September 21, 2012 |  7:22 am

Click for full front pageBrian "Kato" Kaelin made headlines this week for an interview in which he reportedly said he believed his friend O.J. Simpson killed Nicole Brown Simpson and Ron Goldman.

But for all the publicity over the statements, it's not the first time Kaelin has expressed such sentiments. The Times reported in 1996:

Brian "Kato" Kaelin said during a televised interview Friday that he believes O.J. Simpson killed his former wife, Nicole Brown Simpson.

Last month, Kaelin told attorneys pressing wrongful death lawsuits against Simpson that Nicole Simpson thought the former football star would kill her. But Kaelin's comments Friday marked the first time he has publicly stated that he believes Simpson murdered her.

"I do believe that he had murdered Nicole," Kaelin said during an interview with Geraldo Rivera, broadcast on CNBC's "Rivera Live."

Simpson was acquitted last October in the murder of his former wife and her friend Ronald Lyle Goldman.

Kaelin, who was declared a hostile witness by prosecutors in Simpson's double murder trial, said Friday that giving a deposition for the civil case and "seeing the things that now I'm aware of" convinced him that Simpson had indeed committed the crime.

Kaelin gave an interview to the New York Post this week.

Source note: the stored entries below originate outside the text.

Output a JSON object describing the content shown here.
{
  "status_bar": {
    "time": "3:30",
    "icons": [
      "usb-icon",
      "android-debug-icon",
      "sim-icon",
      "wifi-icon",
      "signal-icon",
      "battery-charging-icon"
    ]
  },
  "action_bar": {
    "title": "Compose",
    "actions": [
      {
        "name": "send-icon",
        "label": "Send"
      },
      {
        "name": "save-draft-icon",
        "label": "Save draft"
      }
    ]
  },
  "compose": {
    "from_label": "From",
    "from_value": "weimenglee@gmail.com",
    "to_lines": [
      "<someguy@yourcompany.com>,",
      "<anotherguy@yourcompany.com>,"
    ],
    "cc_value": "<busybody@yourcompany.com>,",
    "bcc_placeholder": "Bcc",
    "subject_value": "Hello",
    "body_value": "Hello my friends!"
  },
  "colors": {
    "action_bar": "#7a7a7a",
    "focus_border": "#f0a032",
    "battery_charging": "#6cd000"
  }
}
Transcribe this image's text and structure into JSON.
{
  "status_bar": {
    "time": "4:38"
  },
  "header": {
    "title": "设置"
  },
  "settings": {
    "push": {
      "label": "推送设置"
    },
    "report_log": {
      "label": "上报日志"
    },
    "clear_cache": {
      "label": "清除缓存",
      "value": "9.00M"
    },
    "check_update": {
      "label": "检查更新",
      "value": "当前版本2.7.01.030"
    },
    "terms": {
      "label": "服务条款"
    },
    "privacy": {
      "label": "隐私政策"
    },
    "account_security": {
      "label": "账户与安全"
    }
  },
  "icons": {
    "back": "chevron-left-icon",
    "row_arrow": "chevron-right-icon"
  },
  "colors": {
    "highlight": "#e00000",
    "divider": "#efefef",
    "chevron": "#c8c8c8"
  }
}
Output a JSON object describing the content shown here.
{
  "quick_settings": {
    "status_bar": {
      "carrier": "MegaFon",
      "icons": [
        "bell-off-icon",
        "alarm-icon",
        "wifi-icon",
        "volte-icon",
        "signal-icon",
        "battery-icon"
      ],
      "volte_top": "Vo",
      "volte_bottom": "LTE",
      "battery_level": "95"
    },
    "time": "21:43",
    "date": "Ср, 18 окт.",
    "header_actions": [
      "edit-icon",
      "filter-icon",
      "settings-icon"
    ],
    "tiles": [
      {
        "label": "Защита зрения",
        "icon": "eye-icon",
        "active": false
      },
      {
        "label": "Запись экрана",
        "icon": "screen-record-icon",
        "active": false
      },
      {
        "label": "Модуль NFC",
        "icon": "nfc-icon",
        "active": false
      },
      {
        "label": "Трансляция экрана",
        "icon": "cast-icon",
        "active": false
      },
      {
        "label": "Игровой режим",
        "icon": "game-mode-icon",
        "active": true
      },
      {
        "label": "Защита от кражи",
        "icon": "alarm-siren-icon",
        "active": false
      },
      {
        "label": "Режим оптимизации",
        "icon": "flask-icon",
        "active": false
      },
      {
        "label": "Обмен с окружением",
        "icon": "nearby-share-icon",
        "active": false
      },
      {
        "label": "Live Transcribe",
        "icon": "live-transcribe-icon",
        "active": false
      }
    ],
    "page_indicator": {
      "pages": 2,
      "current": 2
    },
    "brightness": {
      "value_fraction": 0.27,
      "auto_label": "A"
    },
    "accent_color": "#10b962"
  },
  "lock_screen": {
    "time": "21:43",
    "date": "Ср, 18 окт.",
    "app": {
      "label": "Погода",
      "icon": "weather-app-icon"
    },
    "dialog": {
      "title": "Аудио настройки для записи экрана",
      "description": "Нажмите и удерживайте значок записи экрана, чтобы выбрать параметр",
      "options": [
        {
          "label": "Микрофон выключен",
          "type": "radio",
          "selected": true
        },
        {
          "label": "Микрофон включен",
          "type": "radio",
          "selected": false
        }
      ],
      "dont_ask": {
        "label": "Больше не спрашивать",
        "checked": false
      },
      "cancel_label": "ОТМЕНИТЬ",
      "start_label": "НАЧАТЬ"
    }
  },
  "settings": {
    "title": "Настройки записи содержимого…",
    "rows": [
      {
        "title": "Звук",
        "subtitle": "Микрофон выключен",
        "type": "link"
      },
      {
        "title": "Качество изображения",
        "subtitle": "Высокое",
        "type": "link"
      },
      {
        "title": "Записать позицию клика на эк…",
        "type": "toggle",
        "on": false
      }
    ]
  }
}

"The statute of limitations has now passed . . . so I can now say . . . yes, he did it,”  Kaelin told Cindy Adams of the Post. Asked why his testimony did not help convict Simpson, he replied, “I was too scared. I was terrified.”

FROM THE ARCHIVES: Front page from the day of the chase

But Kaelin, in an interview with TMZ.com, denied the statute of limitations comment and said he only thinks O.J. Simpson did the killings and does not have specific knowledge.

Kaelin became a minor celebrity after testifying in the criminal trial in which Simpson was acquitted and civil trial in which he was found liable for the wrongful deaths.

He is best known for describing the three thumps he heard from his guest house on Simpson's estate the night Nicole Brown Simpson and Goldman were killed.

His story has changed over the years, as has his demeanor. The man who came off as a wisecracker in the criminal case was decidedly more serious during the later civil trial.

In the civil trial, Kaelin testified that the noises he heard sounded "like someone falling back behind my bedroom wall."  The description meshes with the plaintiffs' scenario — that Simpson made the noises when he crashed into the air conditioner behind Kaelin's wall while jumping over a fence in a mad dash to get back to his house after the killings. That was far more specific than Kaelin's previous accounts of the noises, which he had described as generic, rhythmic thumps that he mistook for an earthquake. He would concede in the civil trial that the noise could have been as late as 10:50 p.m., about 10 minutes after the killing.

Kaelin, a struggling actor, became an instant celebrity after his televised testimony. He testified he left Simpson standing in the driveway after a burger run to McDonald's at 9:37 on the night of the murders and that when he saw him at 11 he had no cuts on his hands, as prosecutors had maintained.